Degradation of acidic aqueous solutions of the diazo dye Congo Red by photo-assisted electrochemical processes based on Fenton's reaction chemistry

The degradation of solutions with 0.260mM of the diazo dye Congo Red at pH 3.0 has been studied by electrochemical advanced oxidation processes (EAOPs) like anodic oxidation with electrogenerated H₂O₂ (AO-H₂O₂), electro-Fenton (EF) and photoelectro-Fenton (PEF) with a 6W UVA light. Experiments were made in a 100mL stirred tank reactor with a boron-doped diamond (BDD) anode and an air-diffusion cathode at constant current density (j). In these systems, organics were mainly destroyed by OH formed at the anode surface from water oxidation and/or in the bulk from Fenton's reaction between added Fe²⁺ and cathodically generated H₂O₂. The oxidation power of the EAOPs increased in the sequence AO- H₂O₂<EF<PEF. Almost total mineralization was attained after 360min of PEF at j≥66.7mAcm^-2 due to the parallel photolytic action of UVA light. In all the EAOPs, increasing j enhanced the degradation process, but with a loss of mineralization current efficiency and higher energy consumption.
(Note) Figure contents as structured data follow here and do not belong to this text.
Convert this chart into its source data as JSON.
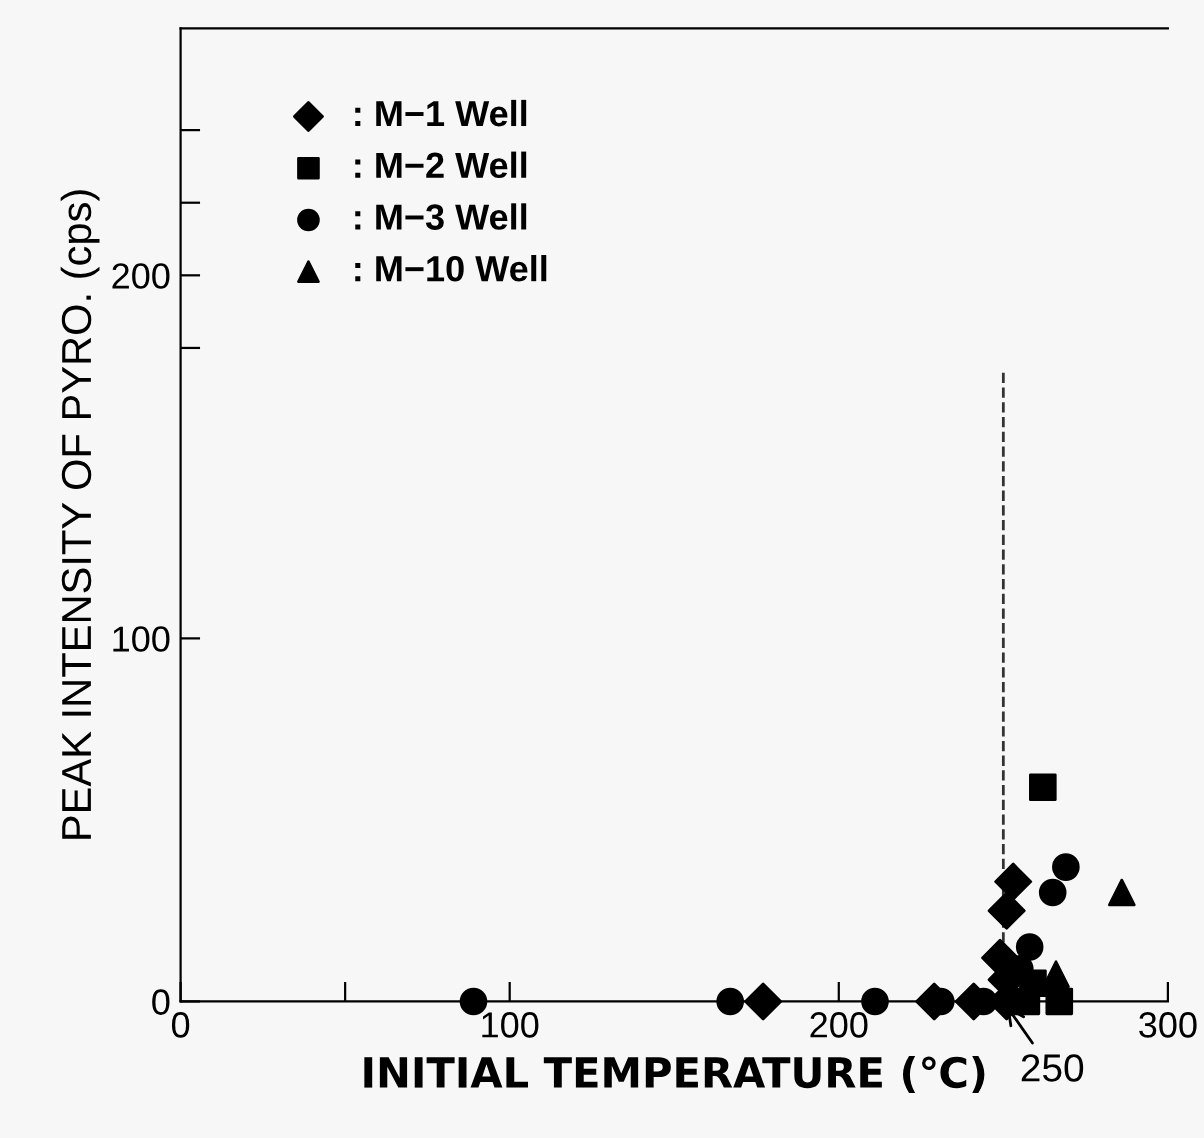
{
  "chart_data": {
    "type": "scatter",
    "xlabel": "INITIAL TEMPERATURE (℃)",
    "ylabel": "PEAK INTENSITY OF PYRO. (cps)",
    "xlim": [
      0,
      300
    ],
    "ylim": [
      0,
      268
    ],
    "xticks": [
      0,
      {
        "value": 50,
        "label": null
      },
      100,
      200,
      300
    ],
    "yticks": [
      0,
      100,
      {
        "value": 180,
        "label": null
      },
      200,
      {
        "value": 220,
        "label": null
      },
      {
        "value": 240,
        "label": null
      }
    ],
    "legend": "top left",
    "grid": false,
    "ref_lines": [
      {
        "axis": "x",
        "value": 250,
        "label": "250",
        "line_style": "dashed",
        "color": "#333333"
      }
    ],
    "series": [
      {
        "name": ": M−1 Well",
        "color": "#000000",
        "marker": "diamond",
        "x": [
          177,
          229,
          241,
          251,
          253,
          251,
          249,
          251
        ],
        "values": [
          0,
          0,
          0,
          0,
          33,
          25,
          12,
          6
        ]
      },
      {
        "name": ": M−2 Well",
        "color": "#000000",
        "marker": "square",
        "x": [
          257,
          267,
          262,
          259
        ],
        "values": [
          0,
          0,
          59,
          5
        ]
      },
      {
        "name": ": M−3 Well",
        "color": "#000000",
        "marker": "circle",
        "x": [
          89,
          167,
          211,
          231,
          244,
          258,
          255,
          265,
          269
        ],
        "values": [
          0,
          0,
          0,
          0,
          0,
          15,
          9,
          30,
          37
        ]
      },
      {
        "name": ": M−10 Well",
        "color": "#000000",
        "marker": "triangle",
        "x": [
          266,
          286
        ],
        "values": [
          7.5,
          30
        ]
      }
    ]
  }
}
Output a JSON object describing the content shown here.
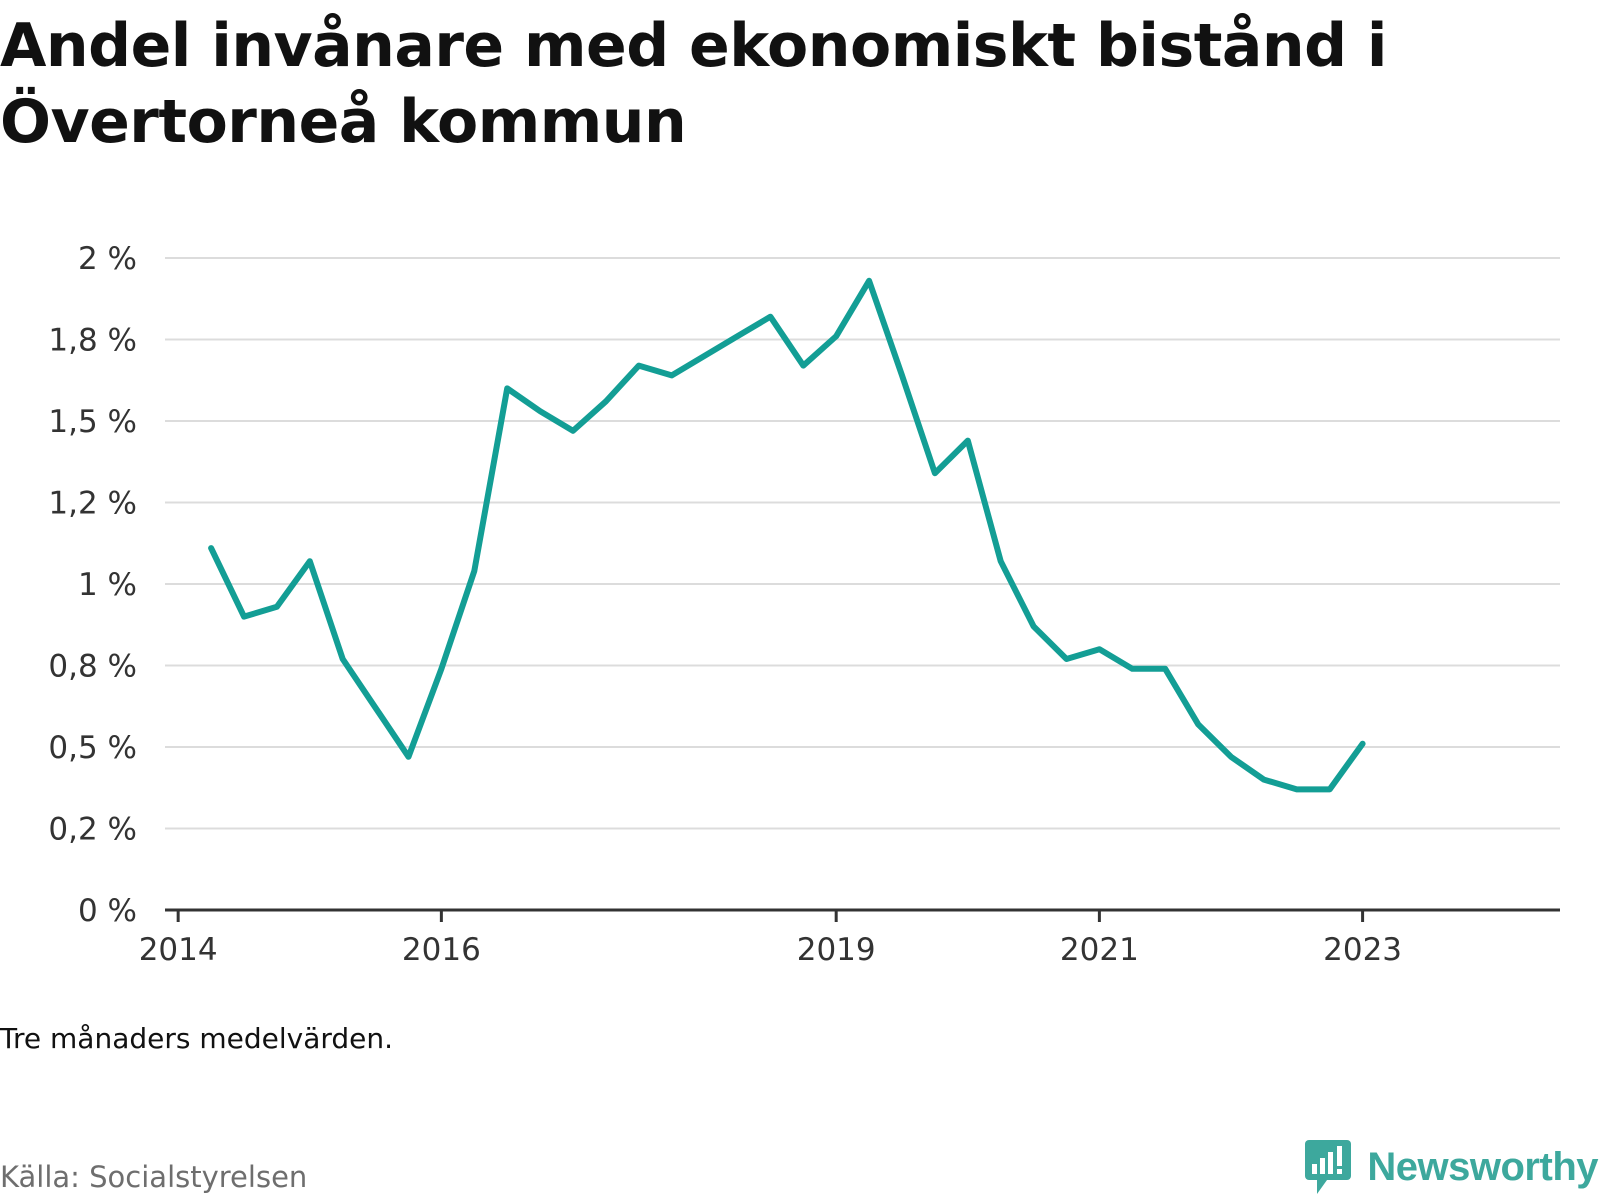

Congo Red decay always obeyed a pseudo-first-order kinetics. The study of the Congo Red degradation in a 2.5L solar flow plant with a Pt/air-diffusion cell confirmed the viability of the solar PEF (SPEF) treatment at industrial scale. Optimum conditions were found for 0.260mM of Congo Red with 0.50mM Fe²⁺ at 100mAcm^-2, yielding almost total mineralization in 240min with about 49% current efficiency and 0.45kWh (g DOC)^-1 energy consumption. LC-MS analysis of treated solutions allowed the identification of 21 aromatic intermediates and 13 hydroxylated derivatives, including diazo, monoazo, biphenyl, benzene, naphthalene and phthalic acid compounds. Tartatic, tartronic, acetic, oxalic and oxamic acids were detected as final carboxylic acids in all the EAOPs. The fast photodecarboxylation of the Fe(III)-carboxylate complexes explained the higher oxidation ability of the photo-assisted methods of PEF and SPEF. The initial N of the dye was mainly lost as N-volatile products and mineralized to NO₃^- ion and in lesser extent to NH₄⁺ ion, whereas its initial S was converted into SO₄^2- ion.